Sur ce point, Mgr Maurice Gardès, archevêque d’Auch et en charge du dialogue judéo-chrétien, ne cache pas son « étonnement » : « Ces déclarations vont à l’encontre de tout le travail entrepris depuis le Concile en direction de nos frères juifs. On ne peut être chrétien en niant l’anéantissement de 6 millions de juifs. Nos amis juifs ne peuvent que se sentir méprisés par la décision de l’Église d’accepter en son sein un évêque qui défend une thèse négationniste. Quelles exigences ont été posées ? Quelles conditions ? Je ne sais pas. Il est étonnant que la décision n’a pas été accompagnée de manière explicite de l’énoncé de conditions. »
"Les extrêmistes se disqualifient d’eux-mêmes"
Mgr Éric Aumonier, évêque de Versailles, insiste sur l’indispensable unité : « Benoît XVI, comme Jean-Paul II, ne peut se faire à l’idée que subsiste une déchirure dans le tissu de l’Église sans qu’on ait tout essayé pour y remédier et que l’unité se fasse dans la vérité. C’est pourquoi les excommunications ont été levées. » Mais, reconnaît-il, « il faudra du temps pour que tous les catholiques adhèrent de manière ferme et totale au magistère de l’Église tel qu’il s’exprime aujourd’hui. »

Un supérieur de séminaire, qui souhaite rester anonyme, dit son amertume : « Du côté du jeune clergé, cela va renforcer la tendance à chercher dans un passé fantasmatique et folklorique un moyen de trouver une identité. »

La réaction du producteur de télévision Thierry Bizot, nouveau venu à la foi (1), traduit un nouveau rapport à l’institution : « Cette levée d’excommunication ne me touche pas vraiment : dans cent ans, on aura oublié tout cela.
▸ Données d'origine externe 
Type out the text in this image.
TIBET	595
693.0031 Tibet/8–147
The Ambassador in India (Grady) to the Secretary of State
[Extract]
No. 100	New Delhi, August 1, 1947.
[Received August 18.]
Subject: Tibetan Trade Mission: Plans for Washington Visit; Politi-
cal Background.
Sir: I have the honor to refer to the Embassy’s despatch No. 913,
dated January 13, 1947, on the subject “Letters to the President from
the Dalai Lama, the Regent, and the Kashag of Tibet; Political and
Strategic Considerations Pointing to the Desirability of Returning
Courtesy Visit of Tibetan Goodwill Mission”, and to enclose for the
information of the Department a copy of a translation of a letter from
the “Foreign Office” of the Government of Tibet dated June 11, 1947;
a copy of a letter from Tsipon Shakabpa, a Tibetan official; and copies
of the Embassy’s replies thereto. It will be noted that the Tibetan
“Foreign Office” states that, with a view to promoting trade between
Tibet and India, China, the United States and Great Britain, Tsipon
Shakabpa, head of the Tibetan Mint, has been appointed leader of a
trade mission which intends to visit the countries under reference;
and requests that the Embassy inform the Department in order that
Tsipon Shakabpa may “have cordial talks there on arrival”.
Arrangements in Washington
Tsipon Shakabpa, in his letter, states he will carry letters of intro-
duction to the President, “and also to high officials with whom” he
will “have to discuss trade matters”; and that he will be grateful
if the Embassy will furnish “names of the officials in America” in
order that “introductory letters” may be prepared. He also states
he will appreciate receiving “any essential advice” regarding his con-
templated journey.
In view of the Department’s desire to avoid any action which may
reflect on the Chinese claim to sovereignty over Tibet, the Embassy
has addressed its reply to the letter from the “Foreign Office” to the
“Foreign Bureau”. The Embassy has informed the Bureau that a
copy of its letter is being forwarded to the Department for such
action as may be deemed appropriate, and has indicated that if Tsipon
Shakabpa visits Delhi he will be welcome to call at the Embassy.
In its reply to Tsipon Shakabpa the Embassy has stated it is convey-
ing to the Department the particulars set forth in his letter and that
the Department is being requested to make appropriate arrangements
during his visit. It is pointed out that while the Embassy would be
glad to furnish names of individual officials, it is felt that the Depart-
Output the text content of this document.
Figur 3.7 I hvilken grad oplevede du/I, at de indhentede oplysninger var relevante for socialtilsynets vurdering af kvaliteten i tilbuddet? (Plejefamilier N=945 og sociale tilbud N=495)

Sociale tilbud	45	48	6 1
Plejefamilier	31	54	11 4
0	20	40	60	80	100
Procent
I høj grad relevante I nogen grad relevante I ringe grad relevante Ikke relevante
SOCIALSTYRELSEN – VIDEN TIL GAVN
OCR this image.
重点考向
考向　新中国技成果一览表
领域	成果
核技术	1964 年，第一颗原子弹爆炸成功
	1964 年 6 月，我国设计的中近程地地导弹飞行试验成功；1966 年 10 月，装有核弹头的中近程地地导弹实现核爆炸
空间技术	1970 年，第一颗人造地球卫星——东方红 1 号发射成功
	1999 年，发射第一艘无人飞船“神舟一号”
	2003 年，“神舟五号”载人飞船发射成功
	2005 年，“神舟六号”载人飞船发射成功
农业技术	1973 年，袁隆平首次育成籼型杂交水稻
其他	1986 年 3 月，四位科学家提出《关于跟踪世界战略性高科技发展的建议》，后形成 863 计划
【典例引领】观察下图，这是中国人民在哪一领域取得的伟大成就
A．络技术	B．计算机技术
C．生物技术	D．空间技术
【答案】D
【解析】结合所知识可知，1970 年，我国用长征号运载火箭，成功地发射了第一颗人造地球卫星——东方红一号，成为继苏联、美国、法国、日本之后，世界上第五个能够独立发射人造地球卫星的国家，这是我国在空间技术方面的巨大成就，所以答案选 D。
Les extrêmistes se disqualifient d’eux-mêmes. Je respecte le pape et l’Eglise, mais je n’ai pas le petit doigt sur la couture du pantalon. »

Jérôme Vignon, président des Semaines sociales de France, voit dans la décision du pape « un contraste avec son discours aux Bernardins, à distance de l’intégrisme et du relativisme. Si ces évêques ne font aucun geste de réconciliation, la communion ne sera pas respectée. Du côté des laïcs, je crains un scepticisme envers la hiérarchie. »

Cette décision « ne fait pas bondir de joie » Claire Escaffre, directrice adjointe des Aumôneries de l’enseignement public : « Les jeunes ont du mal à comprendre les divisions qui ne sont souvent pour eux que des arguties. » De l’autre côté des générations, Guy Villaros, président du Mouvement chrétien des retraités, insiste : « Il ne faut pas oublier qu’il s’agit d’un schisme. Les évêques de la Fraternité Saint-Pie-X doivent donner la preuve qu’ils acceptent Vatican II. »

SERVICE RELIGION

(1) Catholique anonyme, Seuil, 2008.